Yes, what in our family we refer to as Singapoor-on-Thames, since the rolling back of the welfare state that it would involve would entrench poverty all over the country. It is a crazy vision, with absolutely no prospect of success in the country that founded the modern welfare state, under Attlee after the war. In Singapore, they use lots of migrant labour that they can simply re-export when the people involved are not sufficiently productive or get old or ill. Whereas, post Brexit, the anti-immigration UK has denied itself the chance to use migrant labour at all. It's a ridiculous notion.

The levelling up agenda is actually just the sort of One Nation Toryism that I have supported all my life. But it's nuts to try it with one arm tied behind your back economically, which is where we find ourselves after Brexit.

Oh well, it will be amusing to watch the in-fighting in the party: Red Wallers vs. Britannia Unhinged.:D
 

Altfish

Veteran Member
The thing is that the next General Election is on the horizon and even fanatical Brexiteers have their majorities to worry about. The lesson of recent events may well be that very many Brexit voters are losing interest in endless war with the EU - after all, they'd signed up for a quick and jolly war where the EU would capitulate to every kipper whim or implode with the population of Europe endlessly grateful for liberation from their chains by mighty Albion.

From the point of view of many in the Parliamentary Party, burying Brexit as an issue might be the policy for which the time has come.
It is a very distant horizon - late 2024 IIRC - calamity Johnson was re-elected in December 2019.
 

kaninchen

Member
It is a crazy vision, with absolutely no prospect of success in the country that founded the modern welfare state, under Attlee after the war.

In Singapore, they use lots of migrant labour that they can simply re-export when the people involved are not sufficiently productive or get old or ill. Whereas, post Brexit, the anti-immigration UK has denied itself the chance to use migrant labour at all. It's a ridiculous notion.
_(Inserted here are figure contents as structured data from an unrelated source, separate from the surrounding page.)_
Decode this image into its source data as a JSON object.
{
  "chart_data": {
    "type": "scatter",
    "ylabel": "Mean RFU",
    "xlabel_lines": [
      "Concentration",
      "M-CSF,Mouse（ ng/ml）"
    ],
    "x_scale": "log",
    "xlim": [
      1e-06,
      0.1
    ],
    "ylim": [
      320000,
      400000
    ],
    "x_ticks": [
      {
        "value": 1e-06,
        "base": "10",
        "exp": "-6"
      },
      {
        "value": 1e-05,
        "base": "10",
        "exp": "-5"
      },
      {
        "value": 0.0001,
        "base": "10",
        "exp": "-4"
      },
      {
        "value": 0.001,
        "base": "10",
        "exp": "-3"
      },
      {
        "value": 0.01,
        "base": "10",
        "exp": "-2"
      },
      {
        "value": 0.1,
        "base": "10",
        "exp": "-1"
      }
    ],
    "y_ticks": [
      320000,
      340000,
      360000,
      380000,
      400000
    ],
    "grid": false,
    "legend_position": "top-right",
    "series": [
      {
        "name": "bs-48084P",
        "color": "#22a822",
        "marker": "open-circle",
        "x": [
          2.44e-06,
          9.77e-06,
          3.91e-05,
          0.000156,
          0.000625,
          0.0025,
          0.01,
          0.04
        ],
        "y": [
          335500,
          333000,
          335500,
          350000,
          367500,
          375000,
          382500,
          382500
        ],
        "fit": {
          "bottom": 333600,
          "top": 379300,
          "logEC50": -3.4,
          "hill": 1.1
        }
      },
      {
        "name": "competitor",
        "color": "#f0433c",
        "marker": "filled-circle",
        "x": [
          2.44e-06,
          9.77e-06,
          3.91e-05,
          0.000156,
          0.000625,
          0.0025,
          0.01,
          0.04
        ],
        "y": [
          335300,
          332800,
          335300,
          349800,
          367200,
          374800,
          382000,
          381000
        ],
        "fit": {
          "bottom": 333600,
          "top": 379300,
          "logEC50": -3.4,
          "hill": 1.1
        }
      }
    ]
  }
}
The levelling up agenda is actually just the sort of One Nation Toryism that I have supported all my life. But it's nuts to try it with one arm tied behind your back economically, which is where we find ourselves after Brexit.

Oh well, it will be amusing to watch the in-fighting in the party: Red Wallers vs. Britannia Unhinged.:D

Remember all those red kippers who voted enthusiastically to ditch 'EU red tape'? Without having bothered to find out what it meant?

It's to be hoped that voting against your own interests in order to spite other people (Germans/French/Brussels/Metropolitan Elite) could prove to have been a fleeting whim.

The 'One Nation' Conservative Party is dead - only electoral reform could bring it back - and there is no 'levelling up agenda', there are only 'levelling up gestures'.
 

kaninchen

Member
It is a very distant horizon - late 2024 IIRC - calamity Johnson was re-elected in December 2019.

In some ways that's the case but the policy foundations of a victory in 2024 have to be laid now and it's difficult to see just what initiatives would be real vote-winners (one of the reasons I'm a devotee of Conservative Home, the Centre For Policy Studies etc is that they're where they discuss stuff like that) in a context where they'll have been in power for 14 years, where Brexit will have become very dreary (at best), with a background of high debts and high taxation, and so on and so on.